Le gouvernement bruxellois achète un site à Haren pour accueillir les transmigrants

Un ensemble de bâtiments situés avenue du Bourget à Haren hébergera de manière pérenne un centre d'accueil et d'orientation des personnes transmigrantes, a annoncé jeudi le ministre-président bruxellois Rudi Vervoort. Cette décision a suscité la désapprobation du Secrétaire d'État à l'Asile et la Migration, Sammy Mahdi, qui a pointé du doigt une façon de "déplacer Calais" vers Bruxelles.

Acquis avec l'aide de citydev, une société de développement régionale, le centre situé à proximité de l'Otan offrira une capacité de 400 lits et accueillera également des services de support, notamment du centre public d’aide sociale (CPAS) de Bruxelles.

Depuis plusieurs mois, 447 migrants en transit bénéficient provisoirement d'un hébergement de la Région bruxelloise. Elles sont 327 à être accueillies chaussée de Louvain à Schaerbeek, depuis la fermeture du centre "La Porte d'Ulysse" à Haren, et 120 à être hébergées dans un hôtel depuis fin mars 2020. Pour des questions de santé publique et vu la situation précaire de ces personnes, cet accueil a été prolongé plusieurs fois.
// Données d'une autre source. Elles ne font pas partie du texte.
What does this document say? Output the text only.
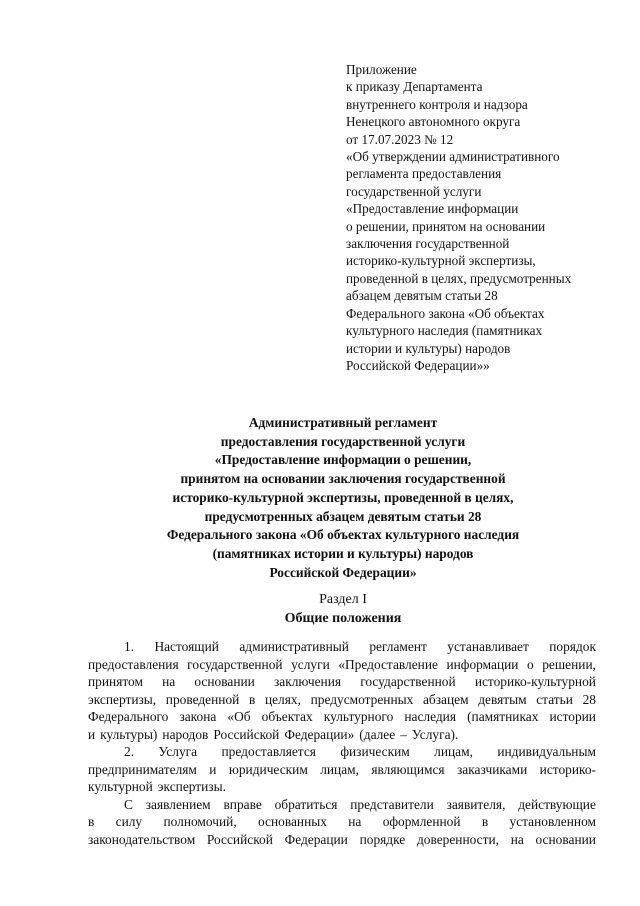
Приложение
к приказу Департамента
внутреннего контроля и надзора
Ненецкого автономного округа
от 17.07.2023 № 12
«Об утверждении административного
регламента предоставления
государственной услуги
«Предоставление информации
о решении, принятом на основании
заключения государственной
историко-культурной экспертизы,
проведенной в целях, предусмотренных
абзацем девятым статьи 28
Федерального закона «Об объектах
культурного наследия (памятниках
истории и культуры) народов
Российской Федерации»»
Административный регламент
предоставления государственной услуги
«Предоставление информации о решении,
принятом на основании заключения государственной
историко-культурной экспертизы, проведенной в целях,
предусмотренных абзацем девятым статьи 28
Федерального закона «Об объектах культурного наследия
(памятниках истории и культуры) народов
Российской Федерации»
Раздел I
Общие положения
1. Настоящий административный регламент устанавливает порядок
предоставления государственной услуги «Предоставление информации о решении,
принятом на основании заключения государственной историко-культурной
экспертизы, проведенной в целях, предусмотренных абзацем девятым статьи 28
Федерального закона «Об объектах культурного наследия (памятниках истории
и культуры) народов Российской Федерации» (далее – Услуга).
2. Услуга предоставляется физическим лицам, индивидуальным
предпринимателям и юридическим лицам, являющимся заказчиками историко-
культурной экспертизы.
С заявлением вправе обратиться представители заявителя, действующие
в силу полномочий, основанных на оформленной в установленном
законодательством Российской Федерации порядке доверенности, на основании
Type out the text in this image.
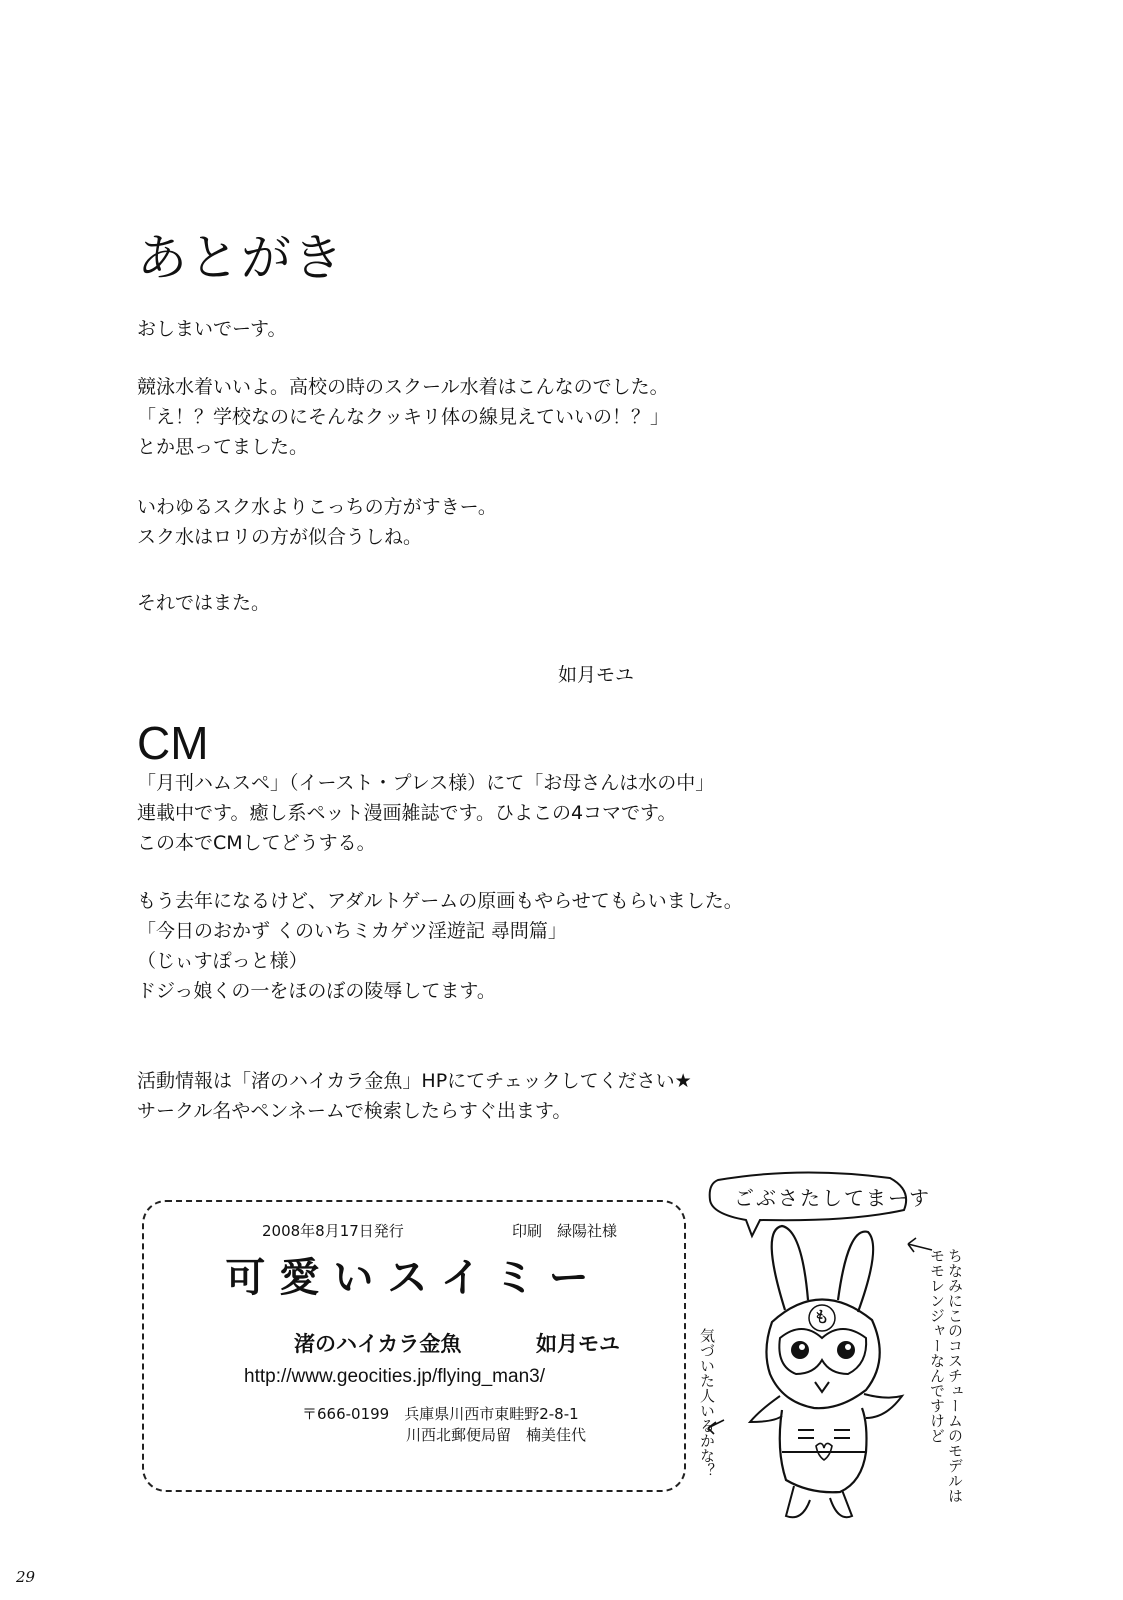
あとがき
おしまいでーす。
競泳水着いいよ。高校の時のスクール水着はこんなのでした。
「え！？学校なのにそんなクッキリ体の線見えていいの！？」
とか思ってました。
いわゆるスク水よりこっちの方がすきー。
スク水はロリの方が似合うしね。
それではまた。
如月モユ
CM
「月刊ハムスペ」（イースト・プレス様）にて「お母さんは水の中」
連載中です。癒し系ペット漫画雑誌です。ひよこの4コマです。
この本でCMしてどうする。
もう去年になるけど、アダルトゲームの原画もやらせてもらいました。
「今日のおかず くのいちミカゲツ淫遊記 尋問篇」
（じぃすぽっと様）
ドジっ娘くの一をほのぼの陵辱してます。
活動情報は「渚のハイカラ金魚」HPにてチェックしてください★
サークル名やペンネームで検索したらすぐ出ます。
2008年8月17日発行	印刷　緑陽社様
可愛いスイミー
渚のハイカラ金魚	如月モユ
http://www.geocities.jp/flying_man3/
〒666-0199　兵庫県川西市東畦野2-8-1
川西北郵便局留　楠美佳代
ごぶさたしてまーす
も	ちなみにこのコスチュームのモデルは
モモレンジャーなんですけど
気づいた人いるかな？
29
Le nouveau centre devrait être opérationnel à la fin de 2022. D'ici là, citydev et le gouvernement bruxellois continueront d'accompagner l'association BXL Refugees. Une subvention lui a ainsi été accordée pour prolonger l'accueil dans un hôtel. Vu l'urgence sanitaire liée à la propagation du coronavirus et les mesures qui ont été prises pour y faire face, les abris ordinaires sont au maximum de leur capacité. L'hébergement d'une partie des transmigrants dans un hôtel, ainsi que la fourniture de repas sur place demeurent donc nécessaires.

La question de la compétence de cet accueil reste controversée. "Alors que la pandémie perdure, il est évident qu'on se doit d'accueillir les personnes en situation précaire, bien qu'il s'agisse d'une compétence fédérale", a rappelé le ministre-président. La Région "prend ses responsabilités", a-t-il ajouté, mais dans un cadre intermédiaire, "en attendant la création d'un centre d'accueil et d'orientation fédéral". Des pourparlers sont en cours sur le sujet, selon Rudi Vervoort (PS).

Décision "irréfléchie"

Sur Twitter, la réaction négative du Secrétaire d'Etat fédéral à l'Asile et à la Migration, Sammy Mahdi (photo), ne s'est toutefois pas fait attendre. Le mandataire CD&V a qualifié la décision d'"irréfléchie". "Entreprenez tranquillement une traversée illégale et mortellement dangereuse vers la Grande-Bretagne. Vous pouvez vous reposer à Bruxelles", a-t-il lancé. "Déplacer Calais vers notre capitale, comprenne qui pourra".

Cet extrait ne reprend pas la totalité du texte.